His mysterious nature was not only due to his upbringing in Romania - which, at the time, was still regarded by much of Europe as a backward country haunted by vampires and werewolves - but also because Brancusi was aware that myth and an 'aura of otherness' appealed to the public.
This self-mythology is embodied in his white atelier in Montparnasse, Paris.
In "Constantin Brancusi", Sanda Miller looks beyond the mythology of the artist to show us Constantin the Romanian student, as well as Brancusi the celebrated artist.

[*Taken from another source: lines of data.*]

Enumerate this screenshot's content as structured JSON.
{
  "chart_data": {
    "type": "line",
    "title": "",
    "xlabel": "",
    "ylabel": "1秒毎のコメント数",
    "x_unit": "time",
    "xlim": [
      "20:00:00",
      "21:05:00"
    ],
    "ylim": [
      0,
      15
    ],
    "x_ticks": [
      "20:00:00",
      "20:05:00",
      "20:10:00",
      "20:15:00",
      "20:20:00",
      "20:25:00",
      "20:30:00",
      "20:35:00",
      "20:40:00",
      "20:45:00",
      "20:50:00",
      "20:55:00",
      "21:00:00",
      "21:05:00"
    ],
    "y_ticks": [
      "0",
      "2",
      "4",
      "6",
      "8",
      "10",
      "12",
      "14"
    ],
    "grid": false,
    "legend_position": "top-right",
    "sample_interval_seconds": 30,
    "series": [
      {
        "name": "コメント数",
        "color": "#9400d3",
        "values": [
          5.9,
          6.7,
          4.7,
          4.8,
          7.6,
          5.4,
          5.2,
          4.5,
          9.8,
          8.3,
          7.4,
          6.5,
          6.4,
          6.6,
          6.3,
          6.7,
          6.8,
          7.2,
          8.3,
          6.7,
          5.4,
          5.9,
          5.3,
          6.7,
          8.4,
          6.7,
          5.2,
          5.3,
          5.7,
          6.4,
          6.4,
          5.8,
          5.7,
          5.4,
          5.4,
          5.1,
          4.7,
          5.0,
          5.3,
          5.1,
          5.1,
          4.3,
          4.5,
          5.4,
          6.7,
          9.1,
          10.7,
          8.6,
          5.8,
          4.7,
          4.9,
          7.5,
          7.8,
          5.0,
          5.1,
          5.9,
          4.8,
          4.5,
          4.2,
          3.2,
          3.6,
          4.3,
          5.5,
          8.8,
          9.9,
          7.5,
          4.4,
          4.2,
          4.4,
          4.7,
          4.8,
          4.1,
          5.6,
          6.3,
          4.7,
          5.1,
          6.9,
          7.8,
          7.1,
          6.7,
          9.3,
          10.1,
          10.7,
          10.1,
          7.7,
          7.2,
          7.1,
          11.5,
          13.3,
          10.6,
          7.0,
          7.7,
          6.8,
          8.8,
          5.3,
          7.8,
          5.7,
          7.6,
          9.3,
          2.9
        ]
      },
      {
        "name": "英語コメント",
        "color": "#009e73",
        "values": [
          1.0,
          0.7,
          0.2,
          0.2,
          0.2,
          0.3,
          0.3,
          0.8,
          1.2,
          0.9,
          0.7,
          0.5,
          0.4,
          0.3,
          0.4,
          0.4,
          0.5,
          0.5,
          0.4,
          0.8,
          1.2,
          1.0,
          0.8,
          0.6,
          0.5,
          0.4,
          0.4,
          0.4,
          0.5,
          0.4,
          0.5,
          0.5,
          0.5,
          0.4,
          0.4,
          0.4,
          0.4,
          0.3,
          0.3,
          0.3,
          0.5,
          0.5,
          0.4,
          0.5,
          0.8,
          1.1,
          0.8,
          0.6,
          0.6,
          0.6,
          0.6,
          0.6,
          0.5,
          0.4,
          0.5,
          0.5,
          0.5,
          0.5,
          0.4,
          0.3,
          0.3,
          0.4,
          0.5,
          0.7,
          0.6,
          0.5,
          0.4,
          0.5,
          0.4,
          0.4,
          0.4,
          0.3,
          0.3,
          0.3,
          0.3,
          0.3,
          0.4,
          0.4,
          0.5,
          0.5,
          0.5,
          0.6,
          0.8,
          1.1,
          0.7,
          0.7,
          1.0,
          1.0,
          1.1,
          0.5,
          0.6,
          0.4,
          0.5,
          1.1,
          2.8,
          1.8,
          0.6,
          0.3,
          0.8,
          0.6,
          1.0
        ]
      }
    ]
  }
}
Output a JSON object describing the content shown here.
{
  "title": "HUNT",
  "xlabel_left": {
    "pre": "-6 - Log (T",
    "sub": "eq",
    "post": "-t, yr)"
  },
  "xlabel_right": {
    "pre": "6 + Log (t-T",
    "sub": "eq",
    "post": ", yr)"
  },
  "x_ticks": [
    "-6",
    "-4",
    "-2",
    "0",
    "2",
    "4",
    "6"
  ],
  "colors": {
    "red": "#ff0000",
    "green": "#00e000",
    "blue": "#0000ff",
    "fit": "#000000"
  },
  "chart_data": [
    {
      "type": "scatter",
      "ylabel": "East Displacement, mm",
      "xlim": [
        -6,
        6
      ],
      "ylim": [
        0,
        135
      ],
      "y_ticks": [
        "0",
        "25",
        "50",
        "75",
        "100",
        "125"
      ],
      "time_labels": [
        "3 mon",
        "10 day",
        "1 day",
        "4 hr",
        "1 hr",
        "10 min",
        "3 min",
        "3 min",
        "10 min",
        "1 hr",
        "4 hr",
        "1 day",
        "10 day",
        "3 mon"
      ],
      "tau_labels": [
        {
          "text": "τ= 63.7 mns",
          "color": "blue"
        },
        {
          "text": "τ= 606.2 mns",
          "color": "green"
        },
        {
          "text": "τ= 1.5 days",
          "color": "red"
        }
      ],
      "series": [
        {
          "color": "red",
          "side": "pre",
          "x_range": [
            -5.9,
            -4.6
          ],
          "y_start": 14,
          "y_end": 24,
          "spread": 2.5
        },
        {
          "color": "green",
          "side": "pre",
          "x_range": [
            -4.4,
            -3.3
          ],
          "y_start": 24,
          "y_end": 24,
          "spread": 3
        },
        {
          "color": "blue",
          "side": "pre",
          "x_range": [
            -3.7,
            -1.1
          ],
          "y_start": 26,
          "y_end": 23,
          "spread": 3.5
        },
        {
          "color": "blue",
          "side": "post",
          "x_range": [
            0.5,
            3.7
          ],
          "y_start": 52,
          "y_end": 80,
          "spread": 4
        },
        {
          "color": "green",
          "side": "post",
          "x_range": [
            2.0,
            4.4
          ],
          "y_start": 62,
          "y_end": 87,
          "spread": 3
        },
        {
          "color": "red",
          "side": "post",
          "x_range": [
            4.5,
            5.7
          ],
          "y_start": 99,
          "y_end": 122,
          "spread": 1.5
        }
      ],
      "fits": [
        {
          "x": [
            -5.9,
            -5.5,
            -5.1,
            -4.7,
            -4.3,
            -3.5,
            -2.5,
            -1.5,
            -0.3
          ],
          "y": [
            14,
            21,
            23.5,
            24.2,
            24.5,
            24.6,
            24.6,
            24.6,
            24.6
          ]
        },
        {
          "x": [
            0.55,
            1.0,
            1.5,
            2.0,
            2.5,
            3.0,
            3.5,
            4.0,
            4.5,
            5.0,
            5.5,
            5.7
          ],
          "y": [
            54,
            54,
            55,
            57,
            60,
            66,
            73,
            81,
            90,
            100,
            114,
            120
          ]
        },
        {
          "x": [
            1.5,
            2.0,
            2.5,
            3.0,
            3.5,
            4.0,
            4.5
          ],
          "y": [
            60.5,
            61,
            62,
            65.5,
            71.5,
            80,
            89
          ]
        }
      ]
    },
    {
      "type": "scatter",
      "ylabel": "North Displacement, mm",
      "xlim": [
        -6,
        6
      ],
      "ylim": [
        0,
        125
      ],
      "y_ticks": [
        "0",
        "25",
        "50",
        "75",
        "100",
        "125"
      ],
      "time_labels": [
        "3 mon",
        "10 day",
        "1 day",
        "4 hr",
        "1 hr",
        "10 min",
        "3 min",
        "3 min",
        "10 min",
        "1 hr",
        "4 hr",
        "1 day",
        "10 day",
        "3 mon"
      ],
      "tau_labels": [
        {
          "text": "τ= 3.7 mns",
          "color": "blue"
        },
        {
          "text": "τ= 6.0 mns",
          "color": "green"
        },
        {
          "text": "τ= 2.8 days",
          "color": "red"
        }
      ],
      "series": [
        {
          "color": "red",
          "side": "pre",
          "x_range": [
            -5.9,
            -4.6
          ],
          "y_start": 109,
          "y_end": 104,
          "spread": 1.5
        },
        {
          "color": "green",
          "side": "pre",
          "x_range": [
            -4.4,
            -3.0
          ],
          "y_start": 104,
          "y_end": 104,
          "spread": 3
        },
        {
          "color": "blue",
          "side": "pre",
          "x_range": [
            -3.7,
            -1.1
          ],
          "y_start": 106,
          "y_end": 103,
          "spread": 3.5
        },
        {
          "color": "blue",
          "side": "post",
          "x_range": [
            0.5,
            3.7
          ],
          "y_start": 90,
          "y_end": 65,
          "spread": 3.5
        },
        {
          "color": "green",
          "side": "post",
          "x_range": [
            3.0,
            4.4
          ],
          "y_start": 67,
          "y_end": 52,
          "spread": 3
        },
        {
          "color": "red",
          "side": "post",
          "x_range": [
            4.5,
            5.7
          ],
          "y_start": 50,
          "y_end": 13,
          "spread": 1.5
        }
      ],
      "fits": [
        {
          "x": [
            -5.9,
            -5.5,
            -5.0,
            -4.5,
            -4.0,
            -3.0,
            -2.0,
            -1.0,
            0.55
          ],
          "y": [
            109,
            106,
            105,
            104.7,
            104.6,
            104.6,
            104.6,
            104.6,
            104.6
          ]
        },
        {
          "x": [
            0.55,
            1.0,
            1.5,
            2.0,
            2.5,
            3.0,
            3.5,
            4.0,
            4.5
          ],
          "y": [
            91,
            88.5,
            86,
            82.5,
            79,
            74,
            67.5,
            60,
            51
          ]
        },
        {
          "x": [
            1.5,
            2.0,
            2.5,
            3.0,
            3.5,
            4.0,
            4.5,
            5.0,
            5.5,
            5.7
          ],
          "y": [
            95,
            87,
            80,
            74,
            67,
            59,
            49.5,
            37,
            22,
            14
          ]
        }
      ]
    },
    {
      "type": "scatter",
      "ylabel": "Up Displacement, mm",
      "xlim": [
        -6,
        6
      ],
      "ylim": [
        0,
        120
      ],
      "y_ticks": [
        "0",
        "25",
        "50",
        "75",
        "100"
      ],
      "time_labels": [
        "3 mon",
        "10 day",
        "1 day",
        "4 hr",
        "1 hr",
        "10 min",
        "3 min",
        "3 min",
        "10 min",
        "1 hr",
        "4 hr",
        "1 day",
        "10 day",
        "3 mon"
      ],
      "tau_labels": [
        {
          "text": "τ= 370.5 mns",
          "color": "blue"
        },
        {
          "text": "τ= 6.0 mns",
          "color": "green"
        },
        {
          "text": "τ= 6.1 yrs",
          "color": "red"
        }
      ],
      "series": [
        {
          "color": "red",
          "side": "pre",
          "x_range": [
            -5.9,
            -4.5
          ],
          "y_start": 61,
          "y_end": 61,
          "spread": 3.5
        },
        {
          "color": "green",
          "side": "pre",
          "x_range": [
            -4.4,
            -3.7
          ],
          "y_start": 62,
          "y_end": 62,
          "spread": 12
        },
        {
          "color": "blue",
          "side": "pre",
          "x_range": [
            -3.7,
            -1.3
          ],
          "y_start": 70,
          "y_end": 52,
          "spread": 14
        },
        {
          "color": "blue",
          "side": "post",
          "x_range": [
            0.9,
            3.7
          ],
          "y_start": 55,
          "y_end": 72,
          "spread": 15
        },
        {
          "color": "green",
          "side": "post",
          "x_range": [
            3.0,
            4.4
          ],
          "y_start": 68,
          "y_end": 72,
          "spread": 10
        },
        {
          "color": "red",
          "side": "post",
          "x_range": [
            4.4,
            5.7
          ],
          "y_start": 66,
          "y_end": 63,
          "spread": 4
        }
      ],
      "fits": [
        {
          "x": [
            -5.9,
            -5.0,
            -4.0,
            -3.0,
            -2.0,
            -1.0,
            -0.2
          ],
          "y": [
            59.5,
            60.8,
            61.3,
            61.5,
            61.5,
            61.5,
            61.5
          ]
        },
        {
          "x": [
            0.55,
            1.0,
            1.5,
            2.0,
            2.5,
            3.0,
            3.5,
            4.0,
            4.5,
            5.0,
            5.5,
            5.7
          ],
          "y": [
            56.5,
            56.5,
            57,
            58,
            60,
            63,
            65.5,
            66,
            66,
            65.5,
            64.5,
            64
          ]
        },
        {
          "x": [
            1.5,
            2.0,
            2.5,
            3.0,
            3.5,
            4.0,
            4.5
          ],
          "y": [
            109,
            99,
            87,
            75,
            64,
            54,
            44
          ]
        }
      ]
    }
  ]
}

Using new material, including private correspondence from Brancusi's archive in Paris, works from Romania, and Brancusi's own photos of his studio, the author weaves together and interprets a wealth of information, bringing to life his early years in Romania, his move to Paris and his years at his studio.
She relates how his art scandalized the Paris salon, yet also explores how his work connects with the folk art of his homeland. She also provides colourful evocations of Brancusi's relationships with colleagues, dealers, friends and lovers.
An innovative reassessment of Brancusi's life and work, Sanda Miller's perceptive book allows Brancusi to take his rightful place among the most important of the intellectual personalities who shaped twentieth-century modernism.